Résumé de la décision
Mme B..., ressortissante guinéenne, a contesté un jugement du tribunal administratif de Marseille qui a rejeté sa demande d'annulation d'un arrêté préfectoral lui ordonnant de quitter le territoire français tout en refusant son admission au séjour au titre de l'asile. Le tribunal a constaté que les arguments avancés par Mme B... concernant des risques potentiels en Guinée n'étaient pas suffisamment établis, notamment en raison de son parcours antérieur dans ce pays. Par conséquent, la Cour a rejeté sa requête d'appel, considérant qu'elle était dépourvue de fondement.
Arguments pertinents
1. Erreur manifeste d'appréciation : Mme B... a soutenu que l'arrêté préfectoral était entaché d'une erreur manifeste d'appréciation au regard des conséquences sur sa situation personnelle. La Cour a noté que les risques allégués par la requérante en Guinée, liés à un mariage forcé, n'étaient pas établis. En effet, "les éléments invoqués ont déjà été présentés à la Cour nationale du droit d'asile qui a définitivement rejeté sa demande d'asile le 30 septembre 2020".
2. Absence d'attaches en France : La Cour a également pris en compte que Mme B... ne justifiait d'aucune attache particulière en France et que sa situation de mère, bien qu'elle ait deux enfants nés en France, ne suffisait pas à inverser la décision.
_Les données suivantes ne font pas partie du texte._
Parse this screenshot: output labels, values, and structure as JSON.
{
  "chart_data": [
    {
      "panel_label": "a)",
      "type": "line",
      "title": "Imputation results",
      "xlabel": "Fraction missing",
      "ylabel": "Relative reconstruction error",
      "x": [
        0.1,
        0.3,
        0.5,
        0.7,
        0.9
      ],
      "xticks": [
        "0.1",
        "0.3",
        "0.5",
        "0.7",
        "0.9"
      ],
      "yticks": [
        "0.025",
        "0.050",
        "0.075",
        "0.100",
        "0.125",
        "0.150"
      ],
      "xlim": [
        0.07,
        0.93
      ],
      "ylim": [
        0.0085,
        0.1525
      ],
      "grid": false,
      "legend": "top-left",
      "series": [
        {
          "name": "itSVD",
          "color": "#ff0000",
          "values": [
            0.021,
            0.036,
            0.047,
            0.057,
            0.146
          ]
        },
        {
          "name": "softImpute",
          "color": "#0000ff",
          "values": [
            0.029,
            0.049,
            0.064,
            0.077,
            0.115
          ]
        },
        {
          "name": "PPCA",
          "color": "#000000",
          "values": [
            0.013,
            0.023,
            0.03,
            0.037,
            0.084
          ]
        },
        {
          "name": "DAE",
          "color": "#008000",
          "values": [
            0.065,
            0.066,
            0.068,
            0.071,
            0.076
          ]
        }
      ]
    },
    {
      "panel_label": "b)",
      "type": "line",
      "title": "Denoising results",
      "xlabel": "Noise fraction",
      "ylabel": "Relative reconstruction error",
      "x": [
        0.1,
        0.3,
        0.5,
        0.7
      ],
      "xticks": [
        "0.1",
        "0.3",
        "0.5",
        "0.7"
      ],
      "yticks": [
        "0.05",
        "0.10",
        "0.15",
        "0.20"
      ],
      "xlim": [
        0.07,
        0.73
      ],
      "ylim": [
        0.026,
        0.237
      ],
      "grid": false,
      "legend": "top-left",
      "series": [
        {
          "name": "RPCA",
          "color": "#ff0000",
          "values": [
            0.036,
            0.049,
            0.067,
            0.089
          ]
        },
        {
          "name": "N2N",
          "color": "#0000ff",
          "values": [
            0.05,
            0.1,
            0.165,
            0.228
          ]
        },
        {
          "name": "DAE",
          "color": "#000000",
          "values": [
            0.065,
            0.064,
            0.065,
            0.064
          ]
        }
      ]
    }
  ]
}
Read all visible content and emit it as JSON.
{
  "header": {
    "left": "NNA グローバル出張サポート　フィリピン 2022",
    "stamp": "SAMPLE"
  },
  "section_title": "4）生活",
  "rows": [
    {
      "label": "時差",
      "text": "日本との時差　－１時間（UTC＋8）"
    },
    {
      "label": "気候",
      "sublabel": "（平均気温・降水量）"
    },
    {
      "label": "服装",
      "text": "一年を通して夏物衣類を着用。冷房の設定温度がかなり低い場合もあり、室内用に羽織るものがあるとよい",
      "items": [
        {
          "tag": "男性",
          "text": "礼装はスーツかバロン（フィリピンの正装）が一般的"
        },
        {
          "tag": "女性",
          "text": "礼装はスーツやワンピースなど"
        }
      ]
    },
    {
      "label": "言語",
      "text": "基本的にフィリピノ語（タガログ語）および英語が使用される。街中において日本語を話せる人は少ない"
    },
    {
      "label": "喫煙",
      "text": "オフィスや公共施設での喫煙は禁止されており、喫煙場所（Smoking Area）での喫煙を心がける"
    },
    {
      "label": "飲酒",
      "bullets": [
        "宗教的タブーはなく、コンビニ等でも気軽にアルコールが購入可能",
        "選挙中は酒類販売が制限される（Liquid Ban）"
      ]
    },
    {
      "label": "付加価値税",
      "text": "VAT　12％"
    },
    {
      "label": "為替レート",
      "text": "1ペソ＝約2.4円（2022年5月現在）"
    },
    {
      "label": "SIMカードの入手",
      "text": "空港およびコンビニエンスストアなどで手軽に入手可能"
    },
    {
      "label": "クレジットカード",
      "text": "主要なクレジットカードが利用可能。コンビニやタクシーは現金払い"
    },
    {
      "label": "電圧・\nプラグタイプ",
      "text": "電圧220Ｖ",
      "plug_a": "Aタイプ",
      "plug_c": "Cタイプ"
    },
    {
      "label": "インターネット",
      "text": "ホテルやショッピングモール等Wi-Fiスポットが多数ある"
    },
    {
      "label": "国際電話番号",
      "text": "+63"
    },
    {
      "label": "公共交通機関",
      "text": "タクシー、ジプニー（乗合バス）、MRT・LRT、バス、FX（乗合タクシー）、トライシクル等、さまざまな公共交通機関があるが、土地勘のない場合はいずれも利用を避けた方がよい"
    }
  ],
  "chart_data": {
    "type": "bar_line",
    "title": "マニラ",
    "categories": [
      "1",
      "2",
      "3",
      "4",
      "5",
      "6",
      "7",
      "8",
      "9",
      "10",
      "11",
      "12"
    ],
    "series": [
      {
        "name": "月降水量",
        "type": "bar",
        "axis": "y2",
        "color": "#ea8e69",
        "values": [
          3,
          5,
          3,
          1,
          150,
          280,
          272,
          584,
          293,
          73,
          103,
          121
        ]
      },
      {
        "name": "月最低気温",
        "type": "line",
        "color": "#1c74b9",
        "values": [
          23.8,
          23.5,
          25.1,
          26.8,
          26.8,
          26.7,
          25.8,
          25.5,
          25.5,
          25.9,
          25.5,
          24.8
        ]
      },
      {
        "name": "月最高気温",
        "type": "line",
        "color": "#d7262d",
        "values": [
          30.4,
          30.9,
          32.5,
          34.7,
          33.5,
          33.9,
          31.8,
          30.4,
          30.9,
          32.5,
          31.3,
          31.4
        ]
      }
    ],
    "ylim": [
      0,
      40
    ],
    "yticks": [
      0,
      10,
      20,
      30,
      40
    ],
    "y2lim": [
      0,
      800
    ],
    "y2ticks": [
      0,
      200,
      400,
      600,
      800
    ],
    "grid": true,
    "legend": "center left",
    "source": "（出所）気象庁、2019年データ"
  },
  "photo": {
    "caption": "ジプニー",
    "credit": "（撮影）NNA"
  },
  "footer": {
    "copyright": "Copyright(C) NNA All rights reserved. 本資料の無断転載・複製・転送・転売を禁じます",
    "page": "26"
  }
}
En effet, elle avait également un fils qu'elle avait confié en Guinée, ce qui atteste d'une certaine fragilité de ses attaches familiales en France.
Interprétations et citations légales
1. Article R. 222-1 du Code de justice administrative : Cet article stipule que "les présidents des formations de jugement des cours peuvent (...) par ordonnance, rejeter (...) les requêtes d'appel manifestement dépourvues de fondement." En appliquant ce texte, la Cour a décidé d'écarter la demande de Mme B..., en jugeant que sa requête ne reposait sur aucun fondement juridique solide.
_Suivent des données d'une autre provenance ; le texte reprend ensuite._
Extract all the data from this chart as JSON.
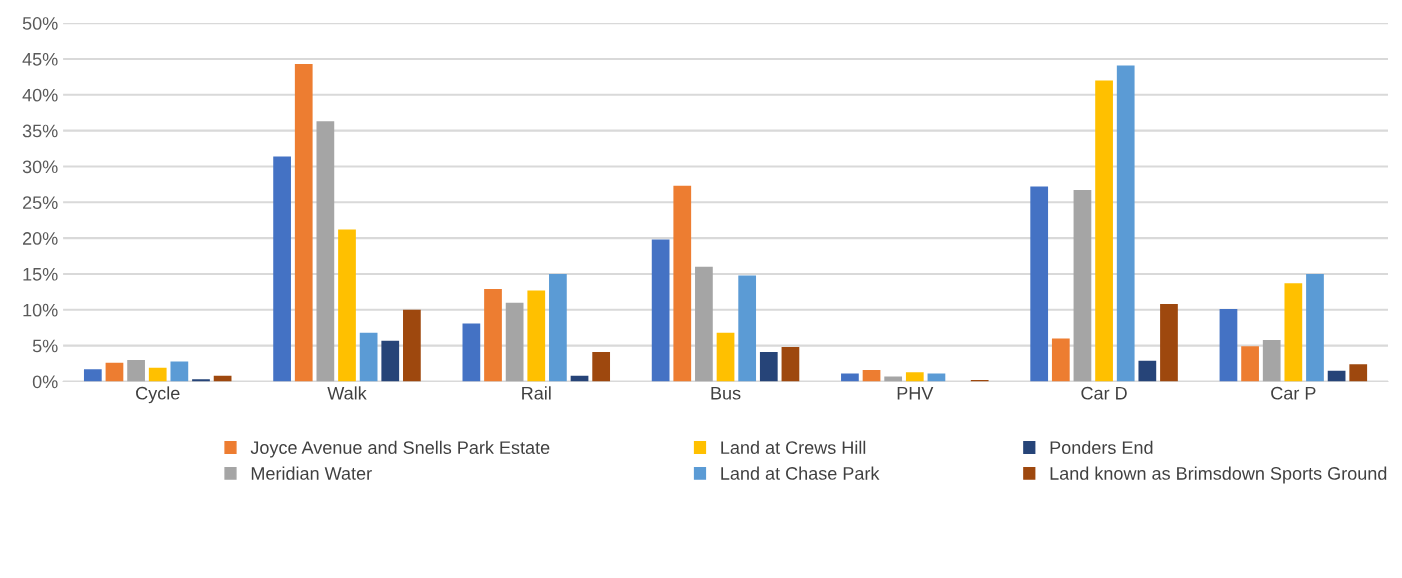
{
  "chart_data": {
    "type": "bar",
    "categories": [
      "Cycle",
      "Walk",
      "Rail",
      "Bus",
      "PHV",
      "Car D",
      "Car P"
    ],
    "ylim": [
      0,
      50
    ],
    "yticks": [
      {
        "value": 0,
        "label": "0%"
      },
      {
        "value": 5,
        "label": "5%"
      },
      {
        "value": 10,
        "label": "10%"
      },
      {
        "value": 15,
        "label": "15%"
      },
      {
        "value": 20,
        "label": "20%"
      },
      {
        "value": 25,
        "label": "25%"
      },
      {
        "value": 30,
        "label": "30%"
      },
      {
        "value": 35,
        "label": "35%"
      },
      {
        "value": 40,
        "label": "40%"
      },
      {
        "value": 45,
        "label": "45%"
      },
      {
        "value": 50,
        "label": "50%"
      }
    ],
    "grid": "y",
    "legend": "bottom",
    "series": [
      {
        "color": "#4472c4",
        "values": [
          1.7,
          31.4,
          8.1,
          19.8,
          1.1,
          27.2,
          10.1
        ]
      },
      {
        "name": "Joyce Avenue and Snells Park Estate",
        "color": "#ed7d31",
        "values": [
          2.6,
          44.3,
          12.9,
          27.3,
          1.6,
          6.0,
          4.9
        ]
      },
      {
        "name": "Meridian Water",
        "color": "#a5a5a5",
        "values": [
          3.0,
          36.3,
          11.0,
          16.0,
          0.7,
          26.7,
          5.8
        ]
      },
      {
        "name": "Land at Crews Hill",
        "color": "#ffc000",
        "values": [
          1.9,
          21.2,
          12.7,
          6.8,
          1.3,
          42.0,
          13.7
        ]
      },
      {
        "name": "Land at Chase Park",
        "color": "#5b9bd5",
        "values": [
          2.8,
          6.8,
          15.0,
          14.8,
          1.1,
          44.1,
          15.0
        ]
      },
      {
        "name": "Ponders End",
        "color": "#264478",
        "values": [
          0.3,
          5.7,
          0.8,
          4.1,
          0,
          2.9,
          1.5
        ]
      },
      {
        "name": "Land known as Brimsdown Sports Ground",
        "color": "#9e480e",
        "values": [
          0.8,
          10.0,
          4.1,
          4.8,
          0.2,
          10.8,
          2.4
        ]
      }
    ]
  }
}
2. Lisibilité des risques en Guinée : La Cour a souligné l'absence de fondement dans la plainte concernant les risques en Guinée, notamment en considérant le vécu de Mme B... dans ce pays avant son départ. L'argumentation a été jugée insuffisante, car elle avait été capable de vivre en Guinée, de s'y marier et d'y concevoir un enfant sans évoquer de menaces réelles.
3. Droit d'asile et décisions antérieures : La décision de la Cour s'appuie également sur le fait que la demande d'asile de Mme B... a déjà été examinée et rejetée par la Cour nationale du droit d'asile, ce qui revient à souligner que toute nouvelle requête fondée sur les mêmes éléments de fait n’a pas sa place dans un nouveau recours.
En définitive, la décision de la Cour est révélatrice des exigences rigoureuses en matière d’établissement des risques allégués pour les demandeurs d'asile dans le cadre de la juridiction administrative, en tenant compte de la réalité de leurs situations familiales et sociales.